Rio de Janeiro, 1973. O Motoradio três faixas (todo silício) sintonizado na Rádio Mundial AM alternava entre "O vira", dos Secos e Molhados, e "Killing me softly", na voz de Roberta Flack. Roupas coloridas, calças boca de sino e cabelos longos eram a moda. No showroom da concessionária Rodasa, no bairro do Flamengo, havia Fusca, Fuscão, Variant, TL e... um Kübelwagen!
Mas o que aquele anacrônico combatente do exército alemão fazia em meio a seus descendentes brasileiros novinhos em folha? Pesquisando daqui e dali descobrimos as surpreendentes aventuras de um carro que percorreu muitos quilômetros desde os tempos da Segunda Guerra Mundial.
Kübelwagen, para quem não sabe, era um veículo militar leve projetado por Ferdinand Porsche e construído pela Volkswagen durante a guerra. Equivalente alemão do Jeep Willys MB, o VW Type 82 Kübelwagen teve nada menos que 37 mil exemplares produzidos entre 1940 e 1945. Baseado em componentes mecânicos do Fusca, era muito ágil no fora de estrada mesmo tendo tração apenas nas rodas traseiras.
Pois bem: nossa história começa em 18 de abril de 1944, quando o Kübelwagen chassi 2-043189 deixou a linha de produção em Wolfsburg (ou Stadt des KdF-Wagens bei Fallersleben, como o governo nazista chamava na época). Sua pintura "dunkelgelb" - tom de amarelo escuro, meio ocre, usado nos veículos militares alemães - nem teve tempo de secar direito: no dia seguinte, o Kübel foi levado à central de suprimentos do exército alemão em Kassel, a uns 200 quilômetros dali.

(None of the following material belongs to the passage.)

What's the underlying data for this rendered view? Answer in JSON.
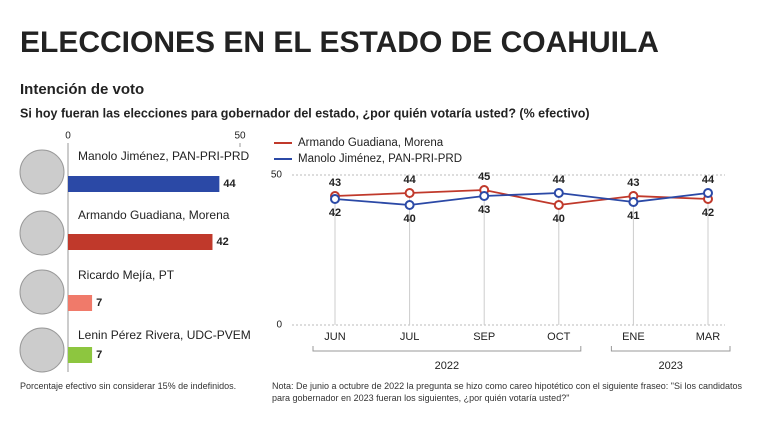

Posto à disposição das tropas do marechal-de-campo Gerd von Rundstedt, o Kübelwagen de nossa história participou de importantes combates na Frente Ocidental entre junho e dezembro de 1944, como a Operação Market Garden, nos Países Baixos, e a Batalha das Ardenas, na Bélgica. Mas a guerra já se delineava a favor dos Aliados e as divisões da Wehrmacht tiveram que recuar em direção à Alemanha, abandonando muitos de seus equipamentos em território belga.
A essa altura, o Kübelwagen chassi 2-043189 já era uma carcaça amarrotada e toda perfurada por projéteis. Recolhido por um ferro-velho, parecia ter chegado ao fim de sua existência.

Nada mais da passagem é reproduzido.